L'une des aspirations que je caresse depuis l'enfance est la réforme de la structure politique et sociale du Tibet, et pendant les quelques années où j'ai exercé un pouvoir effectif au Tibet, j'ai réussi à apporter quelques changements fondamentaux. Bien que je n'aie pas pu aller plus loin au Tibet, je me suis efforcé de le faire depuis notre arrivée en exil. Aujourd'hui, dans le cadre de la Charte des Tibétains en exil, le Kalon Tripa, la direction politique et les représentants du peuple sont directement élus par le peuple. Nous avons été en mesure de mettre en œuvre une démocratie en exil conforme aux normes d'une société ouverte.

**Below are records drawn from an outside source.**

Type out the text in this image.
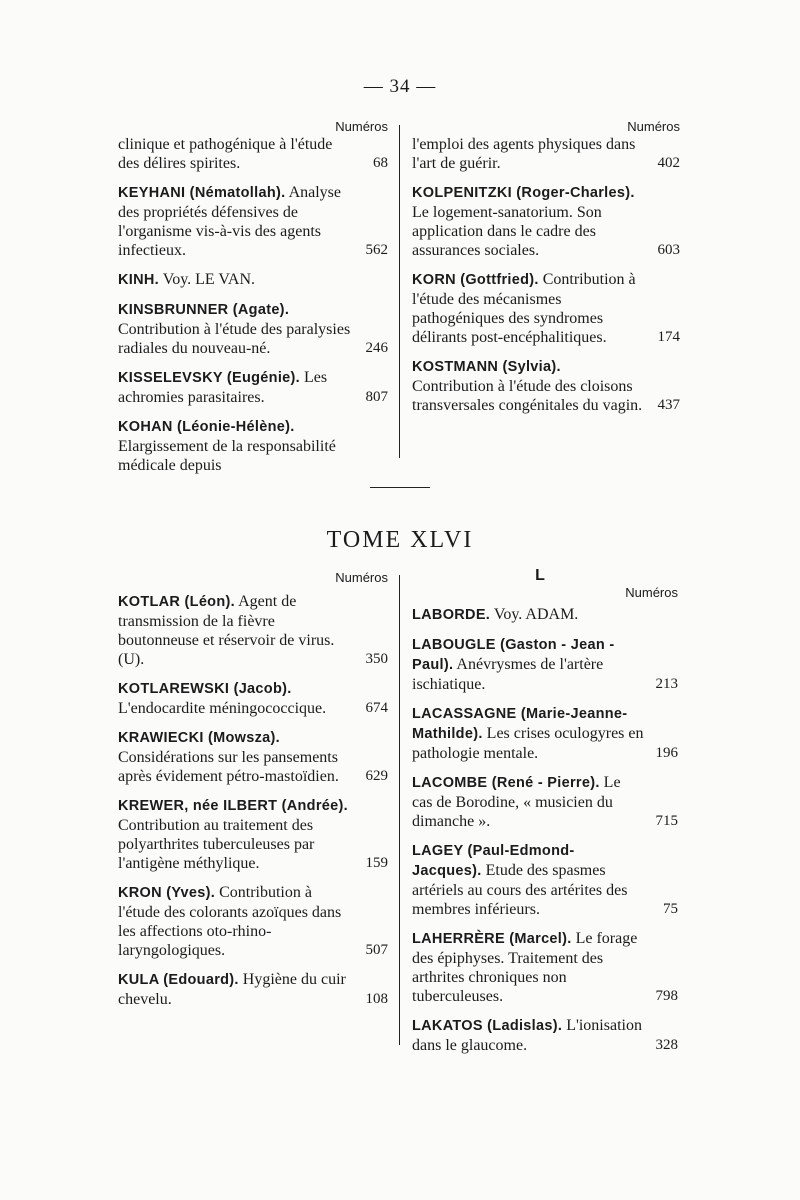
— 34 —
Numéros	Numéros
clinique et pathogénique à l'étude des délires spirites.	68
KEYHANI (Nématollah). Analyse des propriétés défensives de l'organisme vis-à-vis des agents infectieux.	562
KINH. Voy. LE VAN.
KINSBRUNNER (Agate). Contribution à l'étude des paralysies radiales du nouveau-né.	246
KISSELEVSKY (Eugénie). Les achromies parasitaires.	807
KOHAN (Léonie-Hélène). Elargissement de la responsabilité médicale depuis
l'emploi des agents physiques dans l'art de guérir.	402
KOLPENITZKI (Roger-Charles). Le logement-sanatorium. Son application dans le cadre des assurances sociales.	603
KORN (Gottfried). Contribution à l'étude des mécanismes pathogéniques des syndromes délirants post-encéphalitiques.	174
KOSTMANN (Sylvia). Contribution à l'étude des cloisons transversales congénitales du vagin.	437
TOME XLVI
Numéros	L
Numéros
KOTLAR (Léon). Agent de transmission de la fièvre boutonneuse et réservoir de virus. (U).	350
KOTLAREWSKI (Jacob). L'endocardite méningococcique.	674
KRAWIECKI (Mowsza). Considérations sur les pansements après évidement pétro-mastoïdien.	629
KREWER, née ILBERT (Andrée). Contribution au traitement des polyarthrites tuberculeuses par l'antigène méthylique.	159
KRON (Yves). Contribution à l'étude des colorants azoïques dans les affections oto-rhino-laryngologiques.	507
KULA (Edouard). Hygiène du cuir chevelu.	108
LABORDE. Voy. ADAM.
LABOUGLE (Gaston - Jean - Paul). Anévrysmes de l'artère ischiatique.	213
LACASSAGNE (Marie-Jeanne-Mathilde). Les crises oculogyres en pathologie mentale.	196
LACOMBE (René - Pierre). Le cas de Borodine, « musicien du dimanche ».	715
LAGEY (Paul-Edmond-Jacques). Etude des spasmes artériels au cours des artérites des membres inférieurs.	75
LAHERRÈRE (Marcel). Le forage des épiphyses. Traitement des arthrites chroniques non tuberculeuses.	798
LAKATOS (Ladislas). L'ionisation dans le glaucome.	328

Dès les années 1960, j'ai souligné à plusieurs reprises que les Tibétains ont besoin d'un dirigeant, élu librement par le peuple tibétain, à qui je peux déléguer le pouvoir. Aujourd'hui, nous avons clairement atteint le moment de mettre cela en pratique. Au cours de la onzième session du quatorzième Parlement tibétain en exil, qui débutera le 14 mars, je proposerai formellement que les amendements nécessaires soient apportés à la Charte des Tibétains en exil, reflétant ma décision de déléguer mon autorité formelle au dirigeant élu.
Depuis que j'ai fait part de mon intention, j'ai reçu des demandes répétées et sérieuses, tant de l'intérieur du Tibet que de l'extérieur, pour continuer à assurer la direction politique. Mon désir de déléguer l'autorité n'a rien à voir avec une volonté de fuir les responsabilités. C'est pour le bien des Tibétains à long terme. Ce n'est pas parce que je me sens découragé. Les Tibétains ont placé une telle foi et une telle confiance en moi qu'en tant que l'un d'entre eux, je me suis engagé à jouer mon rôle dans la juste cause du Tibet. J'espère que progressivement, les gens comprendront mes intentions, soutiendront ma décision et la laisseront prendre effet.
Je voudrais profiter de cette occasion pour rappeler la bonté des dirigeants de diverses nations éprises de justice, des membres de parlements, des intellectuels et des groupes de soutien au Tibet, qui ont été inébranlables dans leur soutien au peuple tibétain. En particulier, nous nous souviendrons toujours de la bienveillance et du soutien constant du peuple et du gouvernement de l'Inde et des gouvernements des États pour avoir généreusement aidé les Tibétains à préserver et à promouvoir leur religion et leur culture et pour avoir assuré le bien-être des Tibétains en exil. Je leur offre à tous ma sincère gratitude.
Avec mes prières pour le bien-être et le bonheur de tous les êtres.